Passing the blame - something that comes so naturally to us. Why is this? Why is it that if someone else is even marginally involved with the same project as you and when something goes wrong or is off - our first instinct and tendency is to pass the blame. However in the same scenario when something positive happens, it was our idea or thought that provide the positive result. The most obvious place I see it is with kids or teenagers. Lately I have been seeing it more and more in myself - a 28 year old young adult and I the nagging question that I have been trying to answer - 'why do I jump to this tendency/habit'. Why do I quickly search to pass the blame to a 'weaker' target?

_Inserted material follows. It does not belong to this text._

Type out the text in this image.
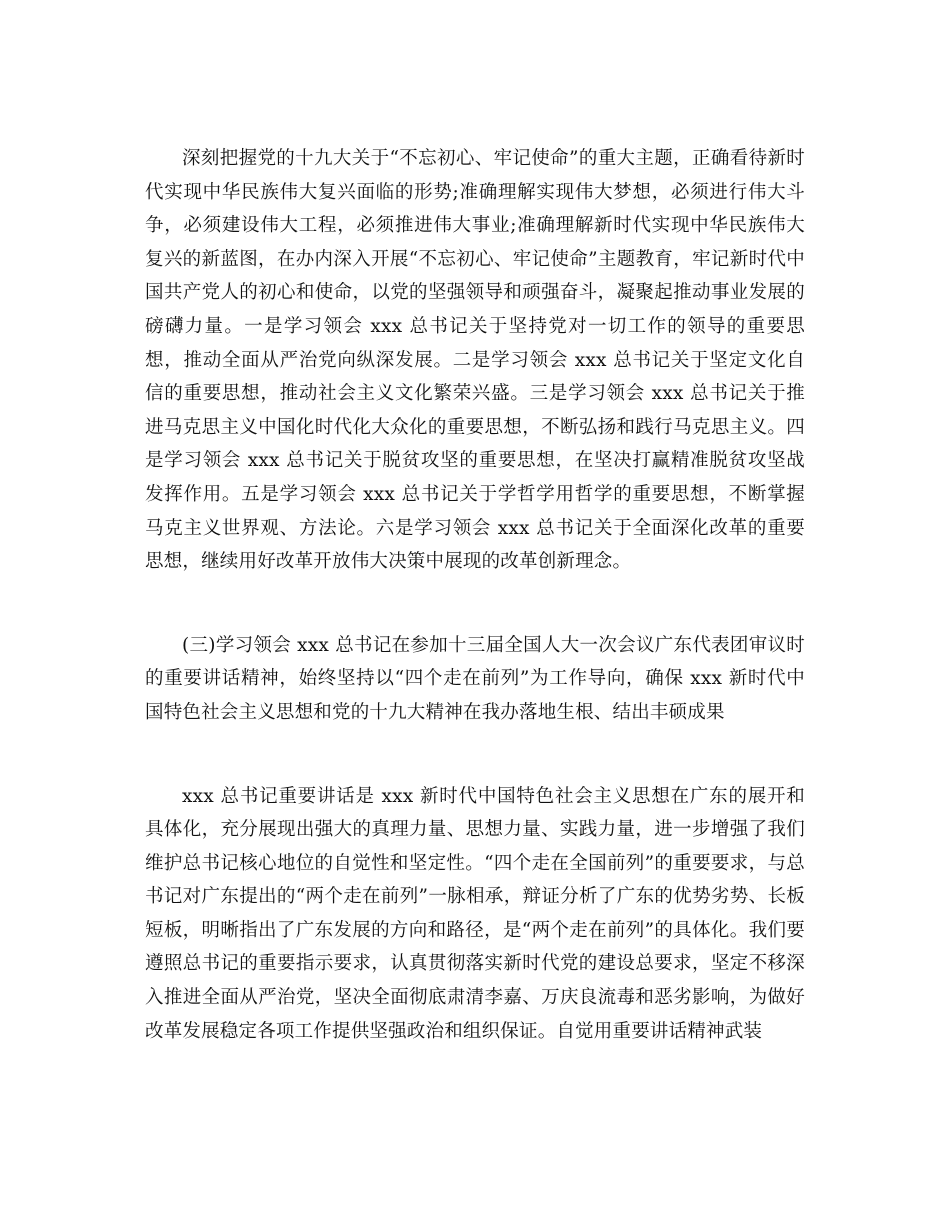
深刻把握党的十九大关于“不忘初心、牢记使命”的重大主题，正确看待新时代实现中华民族伟大复兴面临的形势;准确理解实现伟大梦想，必须进行伟大斗争，必须建设伟大工程，必须推进伟大事业;准确理解新时代实现中华民族伟大复兴的新蓝图，在办内深入开展“不忘初心、牢记使命”主题教育，牢记新时代中国共产党人的初心和使命，以党的坚强领导和顽强奋斗，凝聚起推动事业发展的磅礴力量。一是学习领会 xxx 总书记关于坚持党对一切工作的领导的重要思想，推动全面从严治党向纵深发展。二是学习领会 xxx 总书记关于坚定文化自信的重要思想，推动社会主义文化繁荣兴盛。三是学习领会 xxx 总书记关于推进马克思主义中国化时代化大众化的重要思想，不断弘扬和践行马克思主义。四是学习领会 xxx 总书记关于脱贫攻坚的重要思想，在坚决打赢精准脱贫攻坚战发挥作用。五是学习领会 xxx 总书记关于学哲学用哲学的重要思想，不断掌握马克主义世界观、方法论。六是学习领会 xxx 总书记关于全面深化改革的重要思想，继续用好改革开放伟大决策中展现的改革创新理念。

(三)学习领会 xxx 总书记在参加十三届全国人大一次会议广东代表团审议时的重要讲话精神，始终坚持以“四个走在前列”为工作导向，确保 xxx 新时代中国特色社会主义思想和党的十九大精神在我办落地生根、结出丰硕成果

xxx 总书记重要讲话是 xxx 新时代中国特色社会主义思想在广东的展开和具体化，充分展现出强大的真理力量、思想力量、实践力量，进一步增强了我们维护总书记核心地位的自觉性和坚定性。“四个走在全国前列”的重要要求，与总书记对广东提出的“两个走在前列”一脉相承，辩证分析了广东的优势劣势、长板短板，明晰指出了广东发展的方向和路径，是“两个走在前列”的具体化。我们要遵照总书记的重要指示要求，认真贯彻落实新时代党的建设总要求，坚定不移深入推进全面从严治党，坚决全面彻底肃清李嘉、万庆良流毒和恶劣影响，为做好改革发展稳定各项工作提供坚强政治和组织保证。自觉用重要讲话精神武装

During my personal devotionals the past few weeks, I have been studying/reading through Hosea. Hosea was a prophet who married a prostitute. His love and devotion to his wife was symbolic to the relationship between God and Israel at this time. Israel as a nation had been unfaithful - prostituting herself to other gods and Jehovah was not their one and only. Israel in a way was 'running around' while her 'husband' - Jehovah - was at home being a faithful husband. Hosea was at home being a faithful husband while his wife, the prostitute, continued in her old ways. --- How many times have I been the "prostitute wife" in my life? The world and the pleasures it offers look and seem so enticing. Saying 'Taste and see how good I am', 'Only once wont hurt'. So many times I have given it to it. - Sporting events, vacations, sleep, work schedules.... whatever it may be - I have prostituted myself to it. Then once my life is in shambles, its my pastor's, mentor's, friend's, spouse's, family's fault. I pass the blame on them as to why I am not growing spiritually. If only they - whoever - had been more enticing, I would have done things differently. I would have grown if only.... IF ONLY, I had decided on youth group instead of that tournament. IF ONLY, I had decided to wake up earlier than I needed to pray and seek God's face. IF ONLY, I had said no on working so many hours and spending time at church or home with my family. IF ONLY, I had made sure church was a priority. How would my life look differently now IF ONLY I had taken the responsibility of my own spiritual life. Would I have the struggles I have today - possibly - and they have shaped me into the person I am today.

Hosea 4:4 "Don't point your finger at someone else and try to pass the blame! My complaint, you priests, is with you"

Find time for God. Find time to make the relationship a PRIORITY and not to expect others to get you there. In any relationship we have to put our own energy into it. I can't expect a great relationship without effort on my part but so many times we see the relationship with God that way.

I don't remember where I heard it but it's become one of my favorite sayings. "If you are 1000 steps away from God, He will take 999 steps towards you so you only have to take that 1 step into His arms." Oh how thankful I am that my God does that not only for me but for each and every living breathing person. Take the one step of responsibility of accepting His gift of a life - life more abundantly.